Üstad, hayatın her cephesinde Allah ve Resul davasına adanmışlığın mucibince amel etti. Büyük Doğu, ideolojilere karşı olduğu gibi İslam’ın ideolojik formlarda dünyevi ya da beşerî bir olgu olarak sunulmasıyla da mücadele etti. İslam adına konuşan herkesi zihinsel arınmaya davet etti; hariçte kalanlarla da hesaplaştı.

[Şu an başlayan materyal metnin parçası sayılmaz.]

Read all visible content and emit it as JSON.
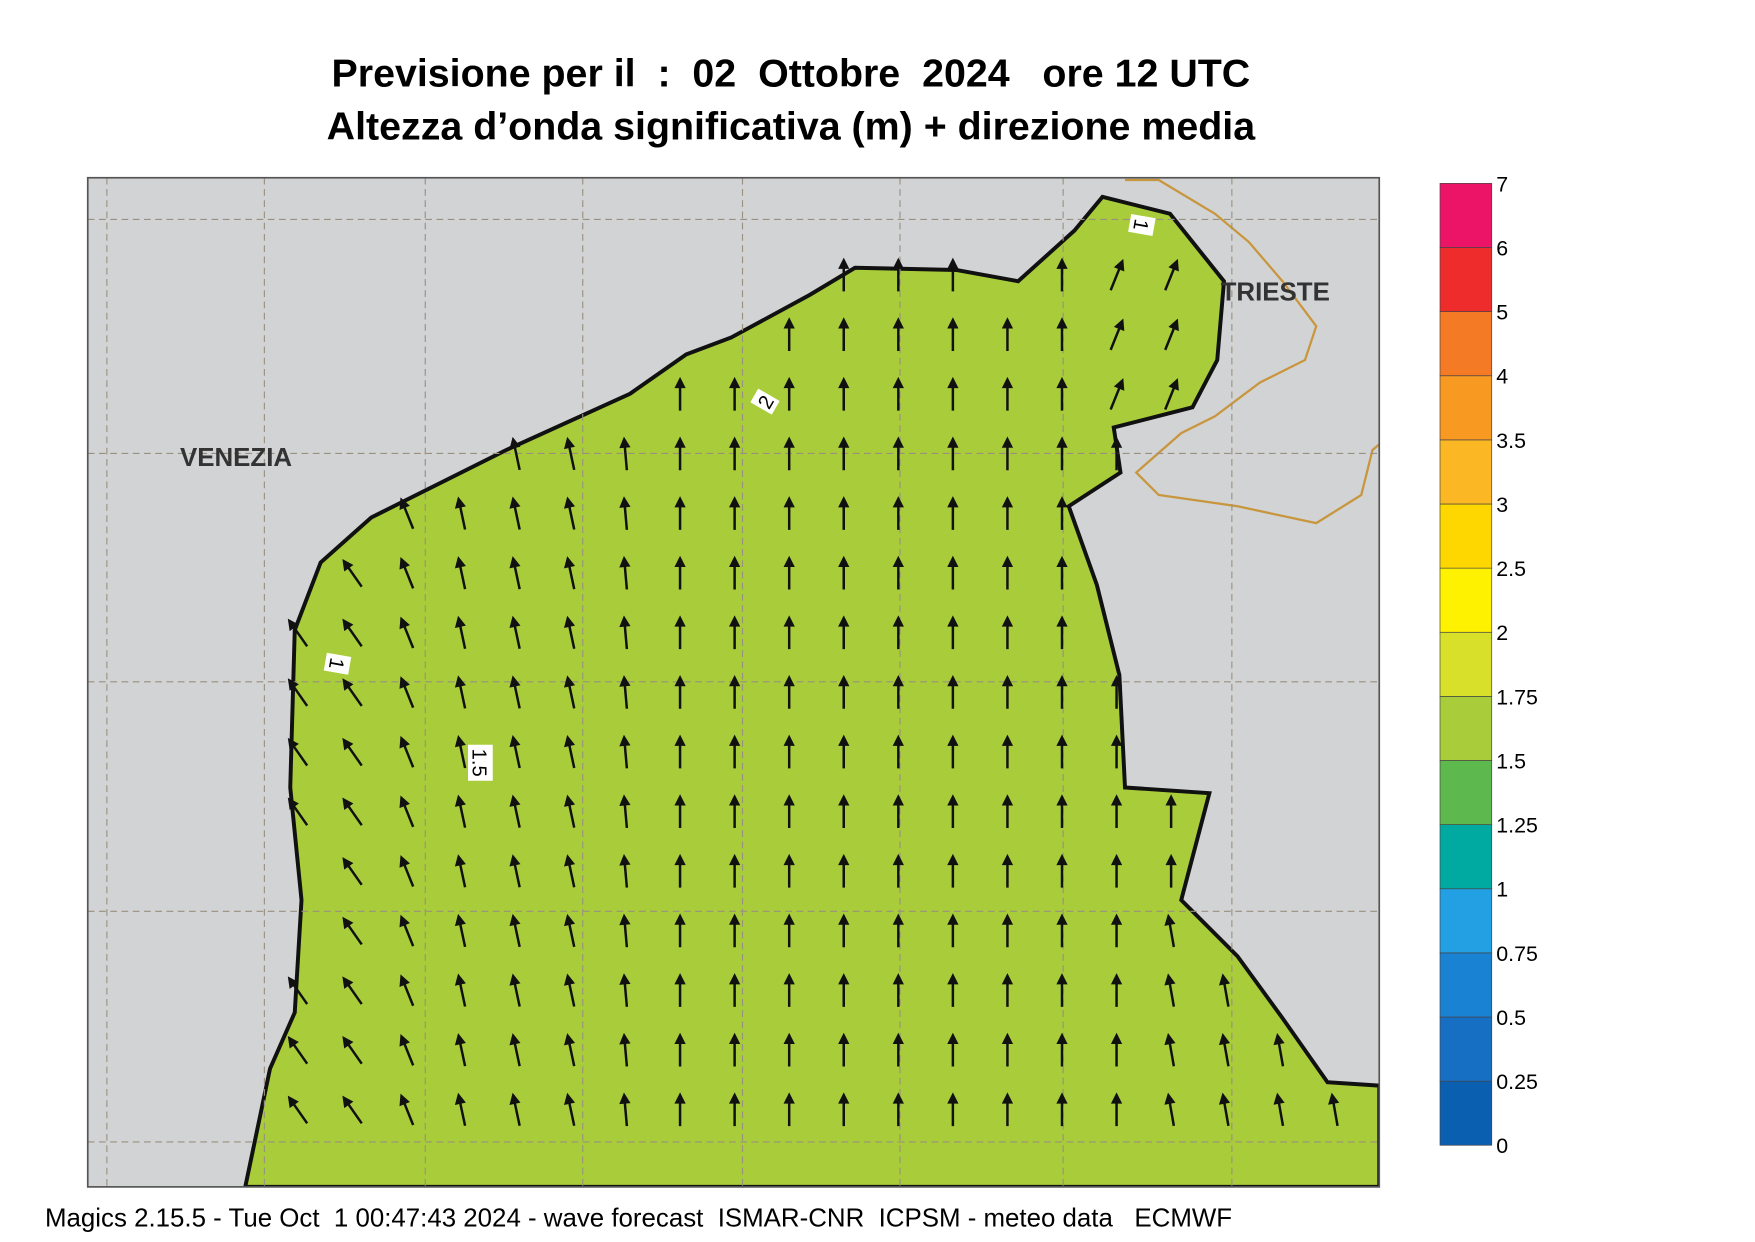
{
  "header": {
    "title": "Previsione per il  :  02  Ottobre  2024   ore 12 UTC",
    "subtitle": "Altezza d’onda significativa (m) + direzione media"
  },
  "map": {
    "place_labels": [
      "VENEZIA",
      "TRIESTE"
    ],
    "contour_labels": [
      "1",
      "1.5",
      "2",
      "1"
    ]
  },
  "colorbar": {
    "levels": [
      0,
      0.25,
      0.5,
      0.75,
      1,
      1.25,
      1.5,
      1.75,
      2,
      2.5,
      3,
      3.5,
      4,
      5,
      6,
      7
    ],
    "colors": [
      "#0a5fb0",
      "#176fc3",
      "#1a82d3",
      "#22a0e3",
      "#00aaa0",
      "#5db84e",
      "#a8cc3a",
      "#d8e02a",
      "#fff200",
      "#ffd700",
      "#fbb724",
      "#f89a22",
      "#f47a25",
      "#ee2c2c",
      "#ec1466"
    ]
  },
  "footer": "Magics 2.15.5 - Tue Oct  1 00:47:43 2024 - wave forecast  ISMAR-CNR  ICPSM - meteo data   ECMWF"
}
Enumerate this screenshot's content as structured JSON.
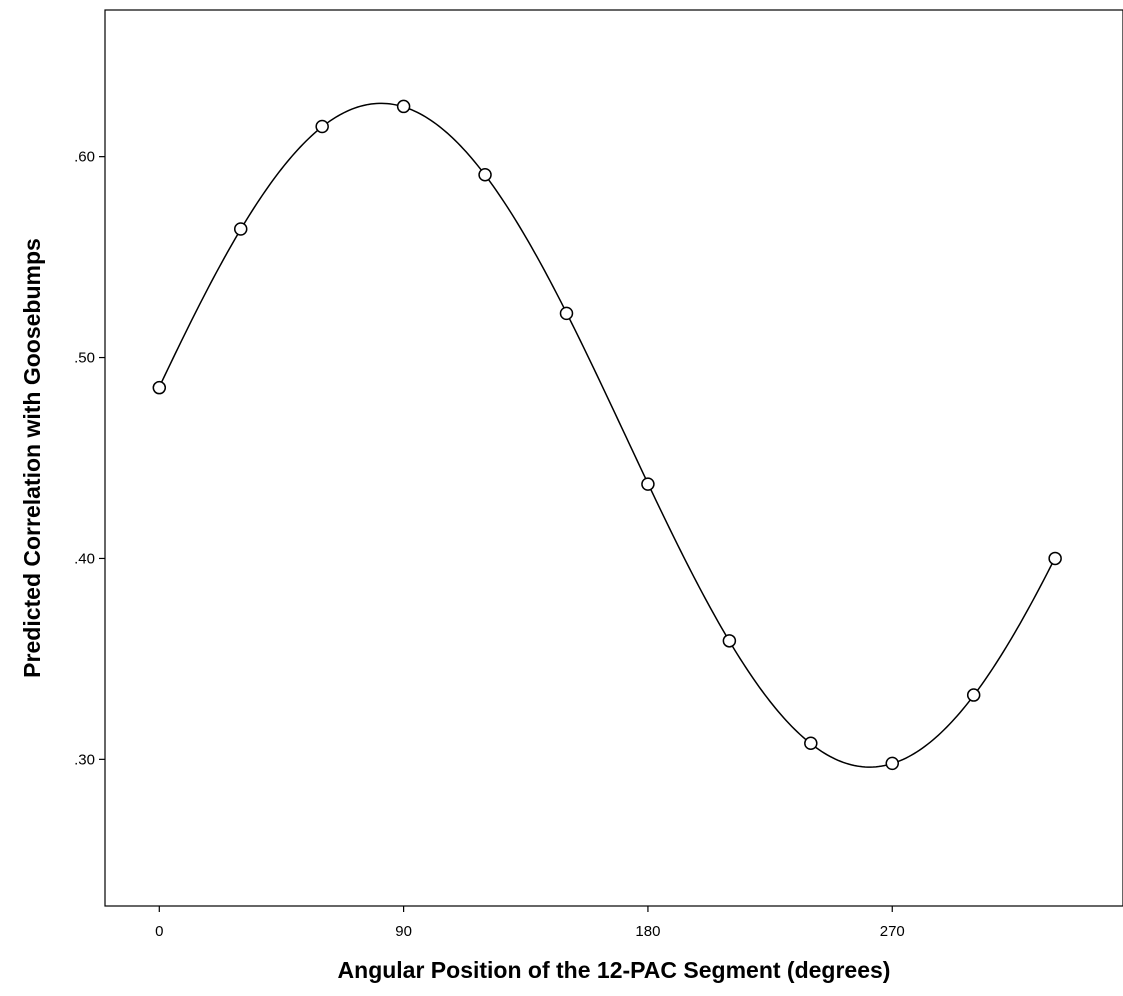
{
  "chart_data": {
    "type": "line",
    "title": "",
    "xlabel": "Angular Position of the 12-PAC Segment (degrees)",
    "ylabel": "Predicted Correlation with Goosebumps",
    "xlim": [
      -20,
      355
    ],
    "ylim": [
      0.227,
      0.673
    ],
    "x_ticks": [
      0,
      90,
      180,
      270
    ],
    "x_tick_labels": [
      "0",
      "90",
      "180",
      "270"
    ],
    "y_ticks": [
      0.3,
      0.4,
      0.5,
      0.6
    ],
    "y_tick_labels": [
      ".30",
      ".40",
      ".50",
      ".60"
    ],
    "grid": false,
    "legend": "none",
    "series": [
      {
        "marker": "open-circle",
        "x": [
          0,
          30,
          60,
          90,
          120,
          150,
          180,
          210,
          240,
          270,
          300,
          330
        ],
        "y": [
          0.485,
          0.564,
          0.615,
          0.625,
          0.591,
          0.522,
          0.437,
          0.359,
          0.308,
          0.298,
          0.332,
          0.4
        ]
      }
    ],
    "fit_curve": {
      "type": "sinusoid",
      "color": "#000000"
    },
    "colors": {
      "line": "#000000",
      "marker": "#000000",
      "background": "#ffffff"
    }
  }
}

Üstad, 1943 yılında Diyanet İşleri Başkanı’nın, Kur’an-ı Kerim’i Türkçeye çevirip sonra da ibadet dili haline getirmek için bir kanun çıkartma teşebbüsü içinde olduğu basından öğrenince haberden birkaç gün sonra bir toplantıda, Diyanet Reisi’yle karşılaşır ve ona: Duyduğuma göre, Kur’an’ı Türkçe’ye çevirmek ve bunu resmen ibadet dili haline getirmek şeklinde bir düşünceniz varmış… Sapıklık ve hüsranların en büyüğü olan böyle bir hadiseyi, bizzat sizin ağzınızdan duymadan inanılır şey telakki edemiyorum. Lütfen hakikati bildirir misiniz?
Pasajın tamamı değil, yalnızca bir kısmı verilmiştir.